Figure 3 shows multiple trajectories starting from different initial conditions in the \({(\psi ,y_\textrm{R})}\) plane (without and with the safety filter), for parameter values \({l=2.7}\,\)m, \({L=3.6}\,\)m, \({W=1.8}\,\)m, \({y_\textrm{max}=1.75}\,\)m and \({V=20}\,\)m/s. The control parameters are \({P_y=0.0068}\,\)m\(^{-1}\), \({P_\psi =0.27}\) and \({\gamma =5}\,\). Red dashed lines show the lane boundaries, while the safe set \({\mathcal {S}}\) is bounded by the green ellipse.

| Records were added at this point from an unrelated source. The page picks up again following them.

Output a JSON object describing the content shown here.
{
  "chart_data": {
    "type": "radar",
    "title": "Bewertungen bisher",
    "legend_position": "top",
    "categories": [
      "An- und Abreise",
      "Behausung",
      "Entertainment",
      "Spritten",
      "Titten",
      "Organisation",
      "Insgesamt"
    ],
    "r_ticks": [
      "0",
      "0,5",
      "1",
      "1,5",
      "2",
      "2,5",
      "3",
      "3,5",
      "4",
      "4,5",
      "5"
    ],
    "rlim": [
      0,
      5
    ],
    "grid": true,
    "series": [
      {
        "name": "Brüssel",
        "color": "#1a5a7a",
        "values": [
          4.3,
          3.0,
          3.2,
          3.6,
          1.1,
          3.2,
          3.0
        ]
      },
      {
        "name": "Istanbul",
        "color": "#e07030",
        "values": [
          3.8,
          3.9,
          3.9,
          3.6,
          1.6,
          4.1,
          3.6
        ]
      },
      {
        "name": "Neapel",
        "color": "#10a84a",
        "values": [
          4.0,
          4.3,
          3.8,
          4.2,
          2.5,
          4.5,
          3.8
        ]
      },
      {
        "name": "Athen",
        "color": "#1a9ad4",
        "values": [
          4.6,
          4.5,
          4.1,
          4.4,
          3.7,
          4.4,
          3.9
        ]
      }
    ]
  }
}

It can be seen in Fig. 3(b) that the controller with the safety filter is able to keep the vehicle within the safe set for all initial conditions that are already inside the safe set (see the trajectories in black). In addition, even for the trajectories starting outside of the safe set (colored in gray), the CBF controller greatly reduces the lateral displacement of the vehicle across the lane boundaries. The blue curves in Fig. 3(b) show the switching boundaries, where the controller switches over to the safety filter according to (6). It can be seen that using the selected control gains, the nominal controller in itself is able to keep a large part of the safe set forward invariant and the safety filter is only required near the boundaries of the safe set.

Fig. 4.
figure 4

Numerical simulations (a) without and (b) with the safety filter enabled.

The benefits of the safety filter are further illustrated by the numerical simulations in Fig. 4(a) and (b) (the corresponding red and green trajectories are highlighted in Fig. 3), where the nominal controller in itself violates the safety constraint (panel (a)), while when the safety filter is applied in panel (b), the vehicle is able to return to the center without crossing the lane boundaries.

5 Conclusion

A new approach to lane-keeping control by using a safety filter based on control barrier functions was presented to ensure that the vehicle does not cross the lane boundaries. A smooth and continuous CBF was derived using the kinematic bicycle model and the resulting controller was analyzed using numerical simulations and phase portraits. Phase portraits in the plane of the yaw angle and lateral displacement of the vehicle highlighted the improved dynamics of the controlled vehicle even for large initial conditions, thereby ensuring both stability and safety of lane-keeping.